Dix ans ? J’ai donné ça.
    Ritzen ne regardait pas, il imaginait Revelli montrant son
bras mutilé.
    — Je suis français, je l’ai payée, ma naturalisation,
et comment ! Je me plains pas, mais quand les Italiens montrent qu’ils ont
des couilles comme tout le monde, merde, monsieur le Commissaire, je dis tant
mieux.
    Des couilles. Livio Maurizio, Avvocato, délégué pour la
France de l’association culturelle Dante Alighieri, passait la frontière, très
officiellement. Les guardie de Finanza se mettaient au garde-à-vous, sur le
quai de la gare de Ventimiglia, saluaient le commendatore Livio. Chaque fois
qu’un inspecteur téléphonait de Menton à Ritzen : « Votre client,
monsieur le Commissaire, Livio, il est rentré », Ritzen savait qu’il y
aurait quelque chose. Un restaurant qui brûlait à Cabris.
    — Ils se réunissaient là-bas, vous comprenez,
expliquait Luigi Revelli. Ce soir-là, ils ont manqué les frères Sori, mais ils
reviendront, ça je le sais.
    — Et toi, tu as marché avec eux ?
    — Moi ? Je suis pas fou, monsieur Ritzen, je
voulais vous en parler, tout ce que j’ai fait, et ça je pouvais pas faire
autrement, vous savez qu’à San Remo…
    Luigi Revelli avait ouvert une boîte à l’entrée de San Remo, La Costa azzura.
    — Je suis obligé. La Costa azzura, s’ils
veulent, ils me la ferment. Moi, je l’ai payée. Je suis un commerçant, monsieur
le Commissaire. Seulement, vous, eux, ce genre de commerce, vous le laissez pas
tranquille. Mon frère, l’entrepreneur, celui-là, quand il construit le Grand
Hôtel des Iles, personne l’emmerde, c’est un monsieur. Moi, j’ouvre une boîte,
et hop ! j’ai les flics dessus, les fascistes là-bas, vous ici, et
monsieur le Député Merani. Quoi, donner à boire, fournir des putes aux types,
pourquoi c’est plus mal que de construire des chambres, et franchement,
qu’est-ce qu’ils vont faire, les clients ?
    Il s’interrompait, reprenait son souffle.
    — Les milliardaires dans les chambres du Grand Hôtel ?
Baiser avec des putes qui passent même pas la visite.
    — Tu as marché, répétait Ritzen.
    Il apercevait les employées qui sortaient des Galeries
Lafayette, envahissaient la rue.
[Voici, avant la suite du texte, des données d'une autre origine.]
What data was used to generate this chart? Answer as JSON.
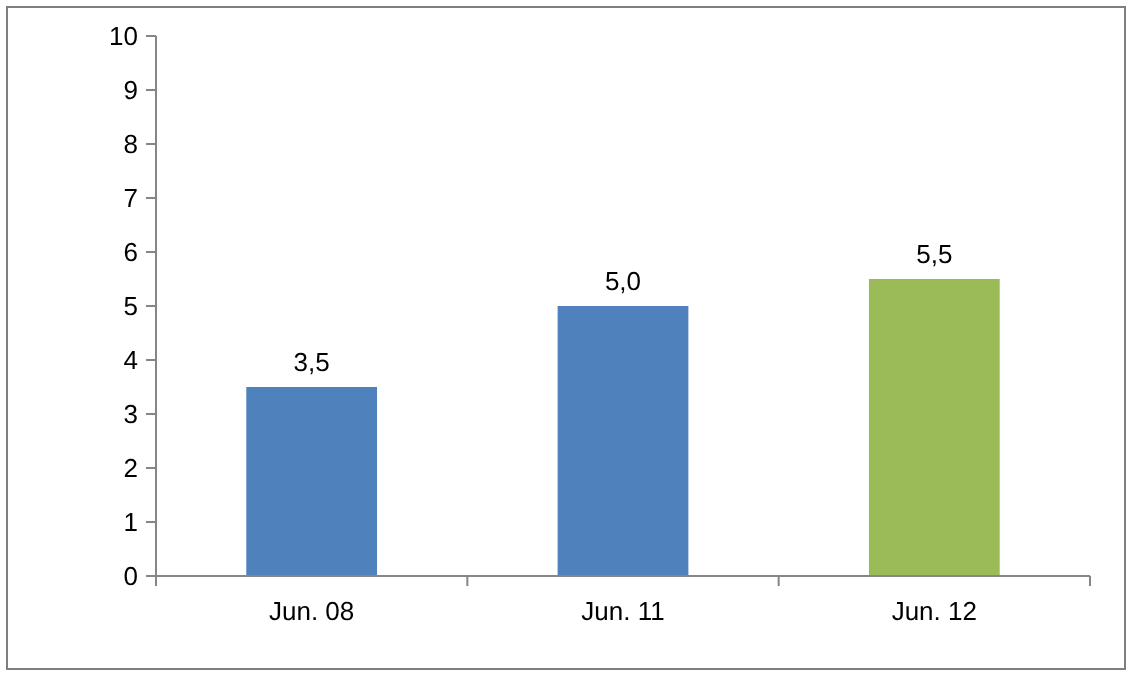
{
  "chart_data": {
    "type": "bar",
    "categories": [
      "Jun. 08",
      "Jun. 11",
      "Jun. 12"
    ],
    "values": [
      3.5,
      5.0,
      5.5
    ],
    "colors": [
      "#4f81bd",
      "#4f81bd",
      "#9bbb59"
    ],
    "value_labels": [
      "3,5",
      "5,0",
      "5,5"
    ],
    "ylim": [
      0,
      10
    ],
    "yticks": [
      0,
      1,
      2,
      3,
      4,
      5,
      6,
      7,
      8,
      9,
      10
    ],
    "grid": false
  }
}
Chaque jour, cette vie rythmée dont Ritzen, de
la fenêtre, suivait le déroulement lointain, figuration d’un opéra dont le
livret s’écrivait ici, dans ce bureau.
    — Mais non, je vous dis non !
    Luigi frappait avec son crochet sur le sol. Il devait être
penché en avant, les yeux suivant les rainures du plancher, la main gauche
serrée sur le crochet d’acier, comme pour le réchauffer.
    — Alors ? interrogeait Ritzen. Il y a eu
l’incendie du restaurant Sole à Cabris, le cambriolage des locaux de la Fratellanza
antifasciste. Tu veux que je continue ? Cette bombe qui n’a pas explosé
devant la porte des frères Sori, boulevard de la Madeleine.
    — J’ai pas marché, monsieur le Commissaire, mais je
connaissais des gars qui, eux, étaient prêts, des clients du Castèu, de
mon hôtel, et, ça vous étonnerait, même pas pour de l’argent, des purs,
monsieur Ritzen, des gens comme il faut, qui en ont marre de ce qui se passe
ici. Mussolini, il a pas que des ennemis.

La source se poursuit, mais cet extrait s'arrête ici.